Sliding Window - Multilabel Classification

I have multiple text fields I’d like to concatenate into 1 transformer input. However, doing so will push me over the token limit for some records (4096).

Are there any examples or documentation that cover how to handle the predictions before evaluation, in a multi label classification approach where the input text is chunked with a sliding window? I can’t seem to find any.

Because I want to incorporate the entire document and all possible prediction tags in the document from each chunk, I think I would need to somehow link the predictions from all chunks back to the same record before evaluation and backprop, but I see a few issues with this:

-The batch size would need to be large enough to incorporate all chunks from 1 record to do this or it wouldn’t be able to reaggregate labels.

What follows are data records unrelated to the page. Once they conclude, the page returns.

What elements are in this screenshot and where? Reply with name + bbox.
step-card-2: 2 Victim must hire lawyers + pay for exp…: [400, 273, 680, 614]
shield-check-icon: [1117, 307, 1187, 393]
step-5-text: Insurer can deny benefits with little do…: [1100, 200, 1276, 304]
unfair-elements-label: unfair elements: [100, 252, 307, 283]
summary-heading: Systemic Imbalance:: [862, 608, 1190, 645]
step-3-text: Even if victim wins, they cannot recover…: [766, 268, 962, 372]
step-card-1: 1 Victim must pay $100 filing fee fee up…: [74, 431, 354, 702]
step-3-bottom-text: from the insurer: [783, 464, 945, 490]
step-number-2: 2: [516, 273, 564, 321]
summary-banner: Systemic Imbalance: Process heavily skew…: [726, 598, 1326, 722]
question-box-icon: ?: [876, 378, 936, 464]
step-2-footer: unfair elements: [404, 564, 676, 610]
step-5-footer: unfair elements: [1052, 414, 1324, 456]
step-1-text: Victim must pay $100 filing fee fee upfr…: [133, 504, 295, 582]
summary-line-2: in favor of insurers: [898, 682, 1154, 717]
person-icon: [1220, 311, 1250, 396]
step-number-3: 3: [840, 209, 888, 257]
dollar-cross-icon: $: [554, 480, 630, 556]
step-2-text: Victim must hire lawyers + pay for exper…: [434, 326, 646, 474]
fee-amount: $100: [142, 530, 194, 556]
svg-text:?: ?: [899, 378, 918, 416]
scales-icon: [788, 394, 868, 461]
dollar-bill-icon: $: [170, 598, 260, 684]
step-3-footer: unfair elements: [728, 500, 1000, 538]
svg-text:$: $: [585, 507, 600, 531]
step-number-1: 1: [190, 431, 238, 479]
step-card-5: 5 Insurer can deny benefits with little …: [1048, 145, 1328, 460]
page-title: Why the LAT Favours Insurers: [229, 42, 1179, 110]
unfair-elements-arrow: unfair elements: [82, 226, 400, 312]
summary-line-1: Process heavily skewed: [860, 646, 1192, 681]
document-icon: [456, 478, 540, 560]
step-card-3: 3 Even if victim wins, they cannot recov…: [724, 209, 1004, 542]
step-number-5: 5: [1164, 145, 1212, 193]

-I am still “truncating” context. I could potentially misclassify on a per-chunk basis. I.e. incorrect prediction for a label in chunk 2 if there is some informing context from chunk 1 that doesn’t get picked up outside the overlap/stride. So simply taking the unique set of both chunk predictions could be incorrect because it doesn’t include this “out of stride” context. In other words, by not taking the mean of the logits - I am destroying the intra-chunk context I hope to incorporate. But if I take the mean, I may leave out potential labels that don’t appear in both chunks.

How can I combat this? A larger stride? Perhaps a different multifield approach than concatenating all useful fields together into one input? I was thinking maybe the new LongNet might be better suited for this.